Do tênis de mesa para o tiro com arco 

As doenças e o luto pela mãe fortaleceram ainda mais os laços familiares. Quando voltou ao esporte, com a vaga assegurada para os Jogos Paralímpicos de Londres-2012, a Seleção Brasileira de tênis de mesa se mudou para São Paulo. “Todos da minha família ficaram comigo e deram todo o apoio na fase mais difícil da minha vida. Decidi ficar próxima da minha família e procurar outro esporte”, lembra. Jane buscou uma modalidade que pudesse treinar na capital goiana. Encantou-se pela esgrima, mas viu que teria de se mudar para o Sul do país para se aperfeiçoar. Foi quando conheceu o tiro com arco.
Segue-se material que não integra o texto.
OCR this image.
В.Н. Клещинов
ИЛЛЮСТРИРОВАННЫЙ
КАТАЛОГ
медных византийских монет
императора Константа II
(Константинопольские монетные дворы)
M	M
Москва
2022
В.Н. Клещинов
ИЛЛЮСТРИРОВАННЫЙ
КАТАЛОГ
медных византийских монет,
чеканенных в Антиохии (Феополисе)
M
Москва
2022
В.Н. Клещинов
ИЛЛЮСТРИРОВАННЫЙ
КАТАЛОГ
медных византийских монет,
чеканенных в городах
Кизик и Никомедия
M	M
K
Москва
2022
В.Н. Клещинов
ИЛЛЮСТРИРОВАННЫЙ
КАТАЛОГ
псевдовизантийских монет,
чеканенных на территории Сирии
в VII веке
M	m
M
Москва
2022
No início de 2015, entregou-se de corpo e alma à nova modalidade. “Faltava dormir no treino. Levava a marmitinha e passava o dia inteiro. Treinava até de noite, com o farol do carro ligado”, conta. Logo na primeira seletiva que disputou para os Jogos Parapan-Americanos de Toronto, ganhou o ouro. Também subiu ao lugar mais alto do pódio na maior competição das Américas e, com isso, conseguiu se classificar para as Paralimpíadas do Rio-2016. “Esse foi o momento mais marcante da minha carreira, porque eu tinha desistido de tudo para começar do zero. Foi tudo em cima da hora”, emociona-se.

A sexta colocação de Jane Karla no Mundial da Holanda de 2019 garantiu a classificação para o Brasil nas Paralimpíadas de Tóquio. Como a vaga no tiro com arco é do país, a atleta aguarda a convocação oficial para confirmar a participação dela nos Jogos. Até Tóquio, a arqueira terá três competições: o Parapan da modalidade, em março, em Monterrey, no México; e duas etapas do Mundial, em abril, em Tucson, nos Estados Unidos; e em junho, em Nové Mesto, na República Tcheca.

582 pontos

Recorde mundial estabelecido por Jane Karla no Torneio de Nimes, na França, em janeiro

Curiosidade

As mulheres não podiam participar nem assistir aos Jogos Olímpicos da Antiguidade, do século VIII a.C. ao século V d.C. 
Só era permitida a presença de mulheres sacerdotisas, consideradas “mensageiras dos deuses” para dar boa sorte aos competidores. Elas também eram responsáveis pela entrega das coroas de oliveira aos campeões.